Ces cas “se sont répandus comme une traînée de poudre” sur Internet, “attirant l’attention sur les théories du complot anti-vaccins”, explique Katrine Wallace.

Dans les groupes de médias sociaux privés, des défenseurs « pur-sang » appellent à la violence contre les fournisseurs de vaccins tout en affirmant à tort que ceux qui sont immunisés meurent en masse.

Par exemple, des images publiées sur l’un de ces groupes montrent une infirmière tenant une seringue au milieu d’un champ jonché de crânes, a constaté un journaliste de l’AFP qui l’a infiltré.

– “Rentable” –

Une organisation basée à Zurich (Suisse) Safe Blood Donation essaie même de mettre en relation donneurs et receveurs non vaccinés.

L’association, fondée par un naturopathe suisse, George Della Pietra, promet d’obtenir du sang pour ses clients sur son site. On dit qu’il est présent en Europe de l’Ouest, en Amérique du Nord, en Afrique et en Asie.

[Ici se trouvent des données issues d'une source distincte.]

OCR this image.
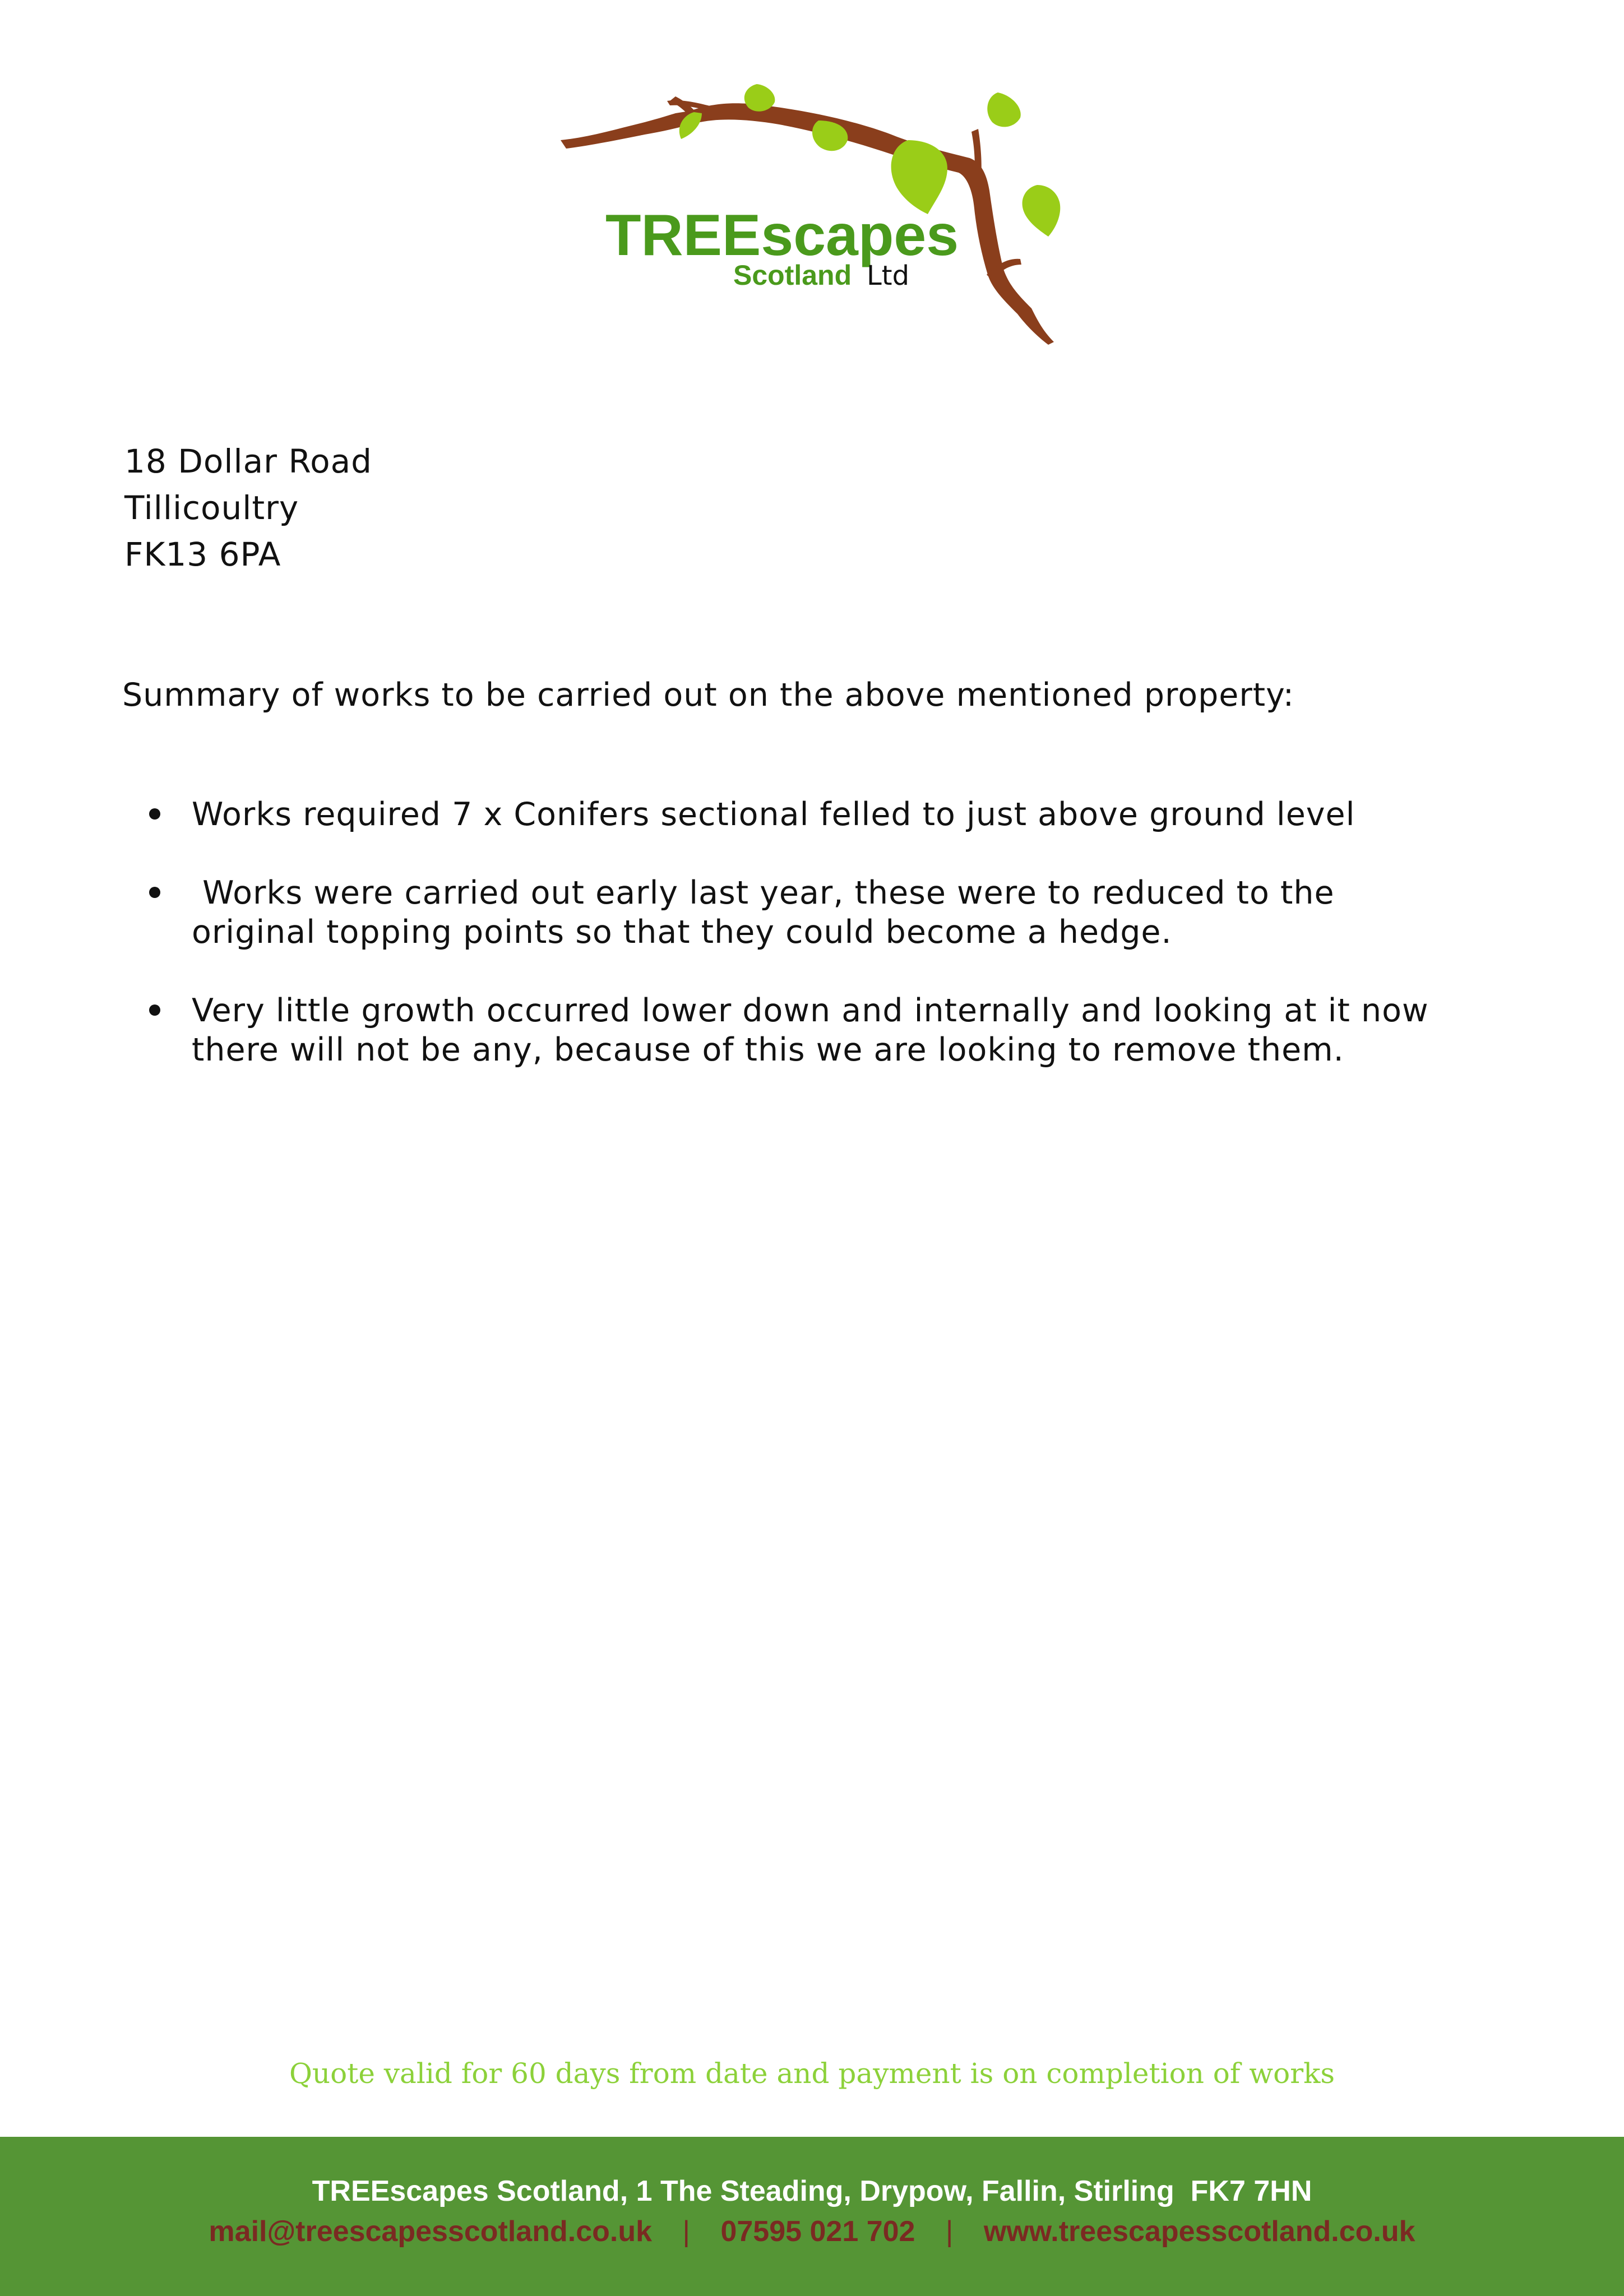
TREEscapes
Scotland Ltd
18 Dollar Road
Tillicoultry
FK13 6PA
Summary of works to be carried out on the above mentioned property:
Works required 7 x Conifers sectional felled to just above ground level
Works were carried out early last year, these were to reduced to the original topping points so that they could become a hedge.
Very little growth occurred lower down and internally and looking at it now there will not be any, because of this we are looking to remove them.
Quote valid for 60 days from date and payment is on completion of works
TREEscapes Scotland, 1 The Steading, Drypow, Fallin, Stirling  FK7 7HN
mail@treescapesscotland.co.uk | 07595 021 702 | www.treescapesscotland.co.uk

“Beaucoup de scientifiques et de médecins sont très préoccupés par les vaccins Covid, et sont aussi convaincus qu’ils pénètrent dans l’organisme par la circulation sanguine, on pourrait dire de manière détournée, et y restent”, assure le Donation officielle Safe Blood AFP, Clinton Ohlers.

Une confirmation diamétralement opposée à la connaissance scientifique.

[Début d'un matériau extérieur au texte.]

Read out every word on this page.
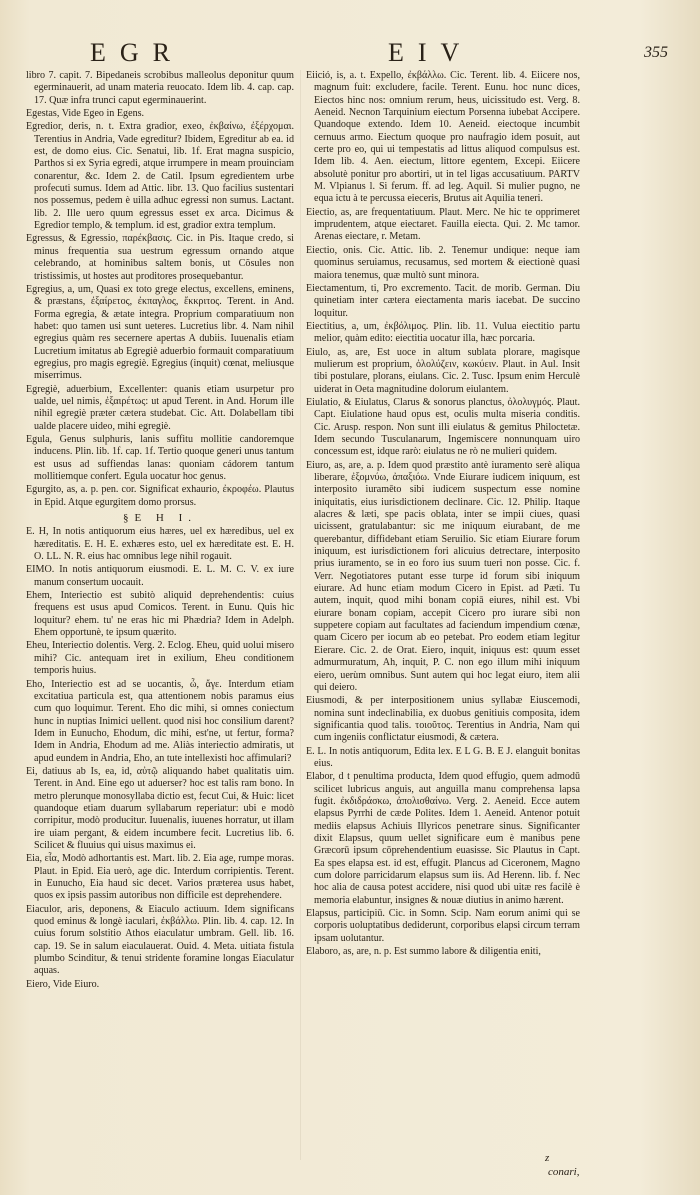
EGR	EIV	355

libro 7. capit. 7. Bipedaneis scrobibus malleolus deponitur quum egerminauerit, ad unam materia reuocato. Idem lib. 4. cap. cap. 17. Quæ infra trunci caput egerminauerint.

Egestas, Vide Egeo in Egens.

Egredior, deris, n. t. Extra gradior, exeo, ἐκβαίνω, ἐξέρχομαι. Terentius in Andria, Vade egreditur? Ibidem, Egreditur ab ea. id est, de domo eius. Cic. Senatui, lib. 1f. Erat magna suspicio, Parthos si ex Syria egredi, atque irrumpere in meam prouinciam conarentur, &c. Idem 2. de Catil. Ipsum egredientem urbe profecuti sumus. Idem ad Attic. libr. 13. Quo facilius sustentari nos possemus, pedem è uilla adhuc egressi non sumus. Lactant. lib. 2. Ille uero quum egressus esset ex arca. Dicimus & Egredior templo, & templum. id est, gradior extra templum.

Egressus, & Egressio, παρέκβασις. Cic. in Pis. Itaque credo, si minus frequentia sua uestrum egressum ornando atque celebrando, at hominibus saltem bonis, ut Cõsules non tristissimis, ut hostes aut proditores prosequebantur.

Egregius, a, um, Quasi ex toto grege electus, excellens, eminens, & præstans, ἐξαίρετος, ἐκπαγλος, ἔκκριτος. Terent. in And. Forma egregia, & ætate integra. Proprium comparatiuum non habet: quo tamen usi sunt ueteres. Lucretius libr. 4. Nam nihil egregius quàm res secernere apertas A dubiis. Iuuenalis etiam Lucretium imitatus ab Egregiè aduerbio formauit comparatiuum egregius, pro magis egregiè. Egregius (inquit) cœnat, meliusque miserrimus.

Egregiè, aduerbium, Excellenter: quanis etiam usurpetur pro ualde, uel nimis, ἐξαιρέτως: ut apud Terent. in And. Horum ille nihil egregiè præter cætera studebat. Cic. Att. Dolabellam tibi ualde placere uideo, mihi egregiè.

Egula, Genus sulphuris, lanis suffitu mollitie candoremque inducens. Plin. lib. 1f. cap. 1f. Tertio quoque generi unus tantum est usus ad suffiendas lanas: quoniam cádorem tantum mollitiemque confert. Egula uocatur hoc genus.

Egurgito, as, a. p. pen. cor. Significat exhaurio, ἐκροφέω. Plautus in Epid. Atque egurgitem domo prorsus.

§E H I.

E. H, In notis antiquorum eius hæres, uel ex hæredibus, uel ex hæreditatis. E. H. E. exhæres esto, uel ex hæreditate est. E. H. O. LL. N. R. eius hac omnibus lege nihil rogauit.

EIMO. In notis antiquorum eiusmodi. E. L. M. C. V. ex iure manum consertum uocauit.

Ehem, Interiectio est subitò aliquid deprehendentis: cuius frequens est usus apud Comicos. Terent. in Eunu. Quis hic loquitur? ehem. tu' ne eras hic mi Phædria? Idem in Adelph. Ehem opportunè, te ipsum quærito.

Eheu, Interiectio dolentis. Verg. 2. Eclog. Eheu, quid uolui misero mihi? Cic. antequam iret in exilium, Eheu conditionem temporis huius.

Eho, Interiectio est ad se uocantis, ὦ, ἄγε. Interdum etiam excitatiua particula est, qua attentionem nobis paramus eius cum quo loquimur. Terent. Eho dic mihi, si omnes coniectum hunc in nuptias Inimici uellent. quod nisi hoc consilium darent? Idem in Eunucho, Ehodum, dic mihi, est'ne, ut fertur, forma? Idem in Andria, Ehodum ad me. Aliàs interiectio admiratis, ut apud eundem in Andria, Eho, an tute intellexisti hoc affimulari?

Ei, datiuus ab Is, ea, id, αὐτῷ aliquando habet qualitatis uim. Terent. in And. Eine ego ut aduerser? hoc est talis ram bono. In metro plerunque monosyllaba dictio est, fecut Cui, & Huic: licet quandoque etiam duarum syllabarum reperiatur: ubi e modò corripitur, modò producitur. Iuuenalis, iuuenes horratur, ut illam ire uiam pergant, & eidem incumbere fecit. Lucretius lib. 6. Scilicet & fluuius qui uisus maximus ei.

Eia, εἶα, Modò adhortantis est. Mart. lib. 2. Eia age, rumpe moras. Plaut. in Epid. Eia uerò, age dic. Interdum corripientis. Terent. in Eunucho, Eia haud sic decet. Varios præterea usus habet, quos ex ipsis passim autoribus non difficile est deprehendere.

Eiaculor, aris, deponens, & Eiaculo actiuum. Idem significans quod eminus & longè iaculari, ἐκβάλλω. Plin. lib. 4. cap. 12. In cuius forum solstitio Athos eiaculatur umbram. Gell. lib. 16. cap. 19. Se in salum eiaculauerat. Ouid. 4. Meta. uitiata fistula plumbo Scinditur, & tenui stridente foramine longas Eiaculatur aquas.

Eiero, Vide Eiuro.

Eiició, is, a. t. Expello, ἐκβάλλω. Cic. Terent. lib. 4. Eiicere nos, magnum fuit: excludere, facile. Terent. Eunu. hoc nunc dices, Eiectos hinc nos: omnium rerum, heus, uicissitudo est. Verg. 8. Aeneid. Necnon Tarquinium eiectum Porsenna iubebat Accipere. Quandoque extendo. Idem 10. Aeneid. eiectoque incumbit cernuus armo. Eiectum quoque pro naufragio idem posuit, aut certe pro eo, qui ui tempestatis ad littus aliquod compulsus est. Idem lib. 4. Aen. eiectum, littore egentem, Excepi. Eiicere absolutè ponitur pro abortiri, ut in tel ligas accusatiuum. PARTV M. Vlpianus l. Si ferum. ff. ad leg. Aquil. Si mulier pugno, ne equa ictu à te percussa eieceris, Brutus ait Aquilia teneri.

Eiectio, as, are frequentatiuum. Plaut. Merc. Ne hic te opprimeret imprudentem, atque eiectaret. Fauilla eiecta. Qui. 2. Mc tamor. Arenas eiectare, r. Metam.

Eiectio, onis. Cic. Attic. lib. 2. Tenemur undique: neque iam quominus seruiamus, recusamus, sed mortem & eiectionè quasi maiora tenemus, quæ multò sunt minora.

Eiectamentum, ti, Pro excremento. Tacit. de morib. German. Diu quinetiam inter cætera eiectamenta maris iacebat. De succino loquitur.

Eiectitius, a, um, ἐκβόλιμος. Plin. lib. 11. Vulua eiectitio partu melior, quàm edito: eiectitia uocatur illa, hæc porcaria.

Eiulo, as, are, Est uoce in altum sublata plorare, magisque mulierum est proprium, ὀλολύζειν, κωκύειν. Plaut. in Aul. Insit tibi postulare, plorans, eiulans. Cic. 2. Tusc. Ipsum enim Herculè uiderat in Oeta magnitudine dolorum eiulantem.

Eiulatio, & Eiulatus, Clarus & sonorus planctus, ὀλολυγμός. Plaut. Capt. Eiulatione haud opus est, oculis multa miseria conditis. Cic. Arusp. respon. Non sunt illi eiulatus & gemitus Philoctetæ. Idem secundo Tusculanarum, Ingemiscere nonnunquam uiro concessum est, idque rarò: eiulatus ne rò ne mulieri quidem.

Eiuro, as, are, a. p. Idem quod præstito antè iuramento serè aliqua liberare, ἐξομνύω, ἀπαξιόω. Vnde Eiurare iudicem iniquum, est interposito iuramēto sibi iudicem suspectum esse nomine iniquitatis, eius iurisdictionem declinare. Cic. 12. Philip. Itaque alacres & læti, spe pacis oblata, inter se impii ciues, quasi uicissent, gratulabantur: sic me iniquum eiurabant, de me querebantur, diffidebant etiam Seruilio. Sic etiam Eiurare forum iniquum, est iurisdictionem fori alicuius detrectare, interposito prius iuramento, se in eo foro ius suum tueri non posse. Cic. f. Verr. Negotiatores putant esse turpe id forum sibi iniquum eiurare. Ad hunc etiam modum Cicero in Epist. ad Pæti. Tu autem, inquit, quod mihi bonam copiā eiures, nihil est. Vbi eiurare bonam copiam, accepit Cicero pro iurare sibi non suppetere copiam aut facultates ad faciendum impendium cœnæ, quam Cicero per iocum ab eo petebat. Pro eodem etiam legitur Eierare. Cic. 2. de Orat. Eiero, inquit, iniquus est: quum esset admurmuratum, Ah, inquit, P. C. non ego illum mihi iniquum eiero, uerùm omnibus. Sunt autem qui hoc legat eiuro, item alii qui deiero.

Eiusmodi, & per interpositionem unius syllabæ Eiuscemodi, nomina sunt indeclinabilia, ex duobus genitiuis composita, idem significantia quod talis. τοιοῦτος. Terentius in Andria, Nam qui cum ingeniis conflictatur eiusmodi, & cætera.

E. L. In notis antiquorum, Edita lex. E L G. B. E J. elanguit bonitas eius.

Elabor, d t penultima producta, Idem quod effugio, quem admodū scilicet lubricus anguis, aut anguilla manu comprehensa lapsa fugit. ἐκδιδράσκω, ἀπολισθαίνω. Verg. 2. Aeneid. Ecce autem elapsus Pyrrhi de cæde Polites. Idem 1. Aeneid. Antenor potuit mediis elapsus Achiuis Illyricos penetrare sinus. Significanter dixit Elapsus, quum uellet significare eum è manibus pene Græcorū ipsum cōprehendentium euasisse. Sic Plautus in Capt. Ea spes elapsa est. id est, effugit. Plancus ad Ciceronem, Magno cum dolore parricidarum elapsus sum iis. Ad Herenn. lib. f. Nec hoc alia de causa potest accidere, nisi quod ubi uitæ res facilè è memoria elabuntur, insignes & nouæ diutius in animo hærent.

Elapsus, participiū. Cic. in Somn. Scip. Nam eorum animi qui se corporis uoluptatibus dediderunt, corporibus elapsi circum terram ipsam uolutantur.

Elaboro, as, are, n. p. Est summo labore & diligentia eniti,

z
conari,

“Les dons de sang de personnes vaccinées contre le Covid-19 sont sûrs pour la transfusion”, a déclaré Jessa Merrill de la Croix-Rouge américaine.

Les composants du vaccin “n’entrent pas dans la circulation sanguine”, ajoute-t-elle.

Selon le site, les membres de Safe Blood Donation doivent s’acquitter d’un droit d’inscription de 50 euros, puis d’une cotisation annuelle de 20 euros.

“Le mouvement +safe blood+ est basé à 100% sur de la désinformation sur les vaccins”, explique l’épidémiologiste Katrine Wallace. “Et faire appel aux peurs des gens est malheureusement rentable.”

– “Prochain Bitcoin” –

La quête de la soi-disant « pureté » ne se limite pas au sang.

Sur les réseaux sociaux, les messages se sont concentrés sur la recherche de lait maternel ou même de sperme de personnes non vaccinées – le « prochain Bitcoin », prédisent les conspirateurs.

Il est difficile d’estimer combien de personnes recherchent du sang “non vacciné”, mais les experts disent qu’il sera de toute façon difficile d’en trouver dans les pays où les taux de vaccination sont élevés.

Aux États-Unis, où plus de 80 % de la population a reçu au moins une dose, les autorités sanitaires expliquent ne pas demander aux donneurs de faire tester leur statut vaccinal.

Les hôpitaux ne peuvent pas transmettre ces informations aux patients lorsqu’il s’agit de don de sang.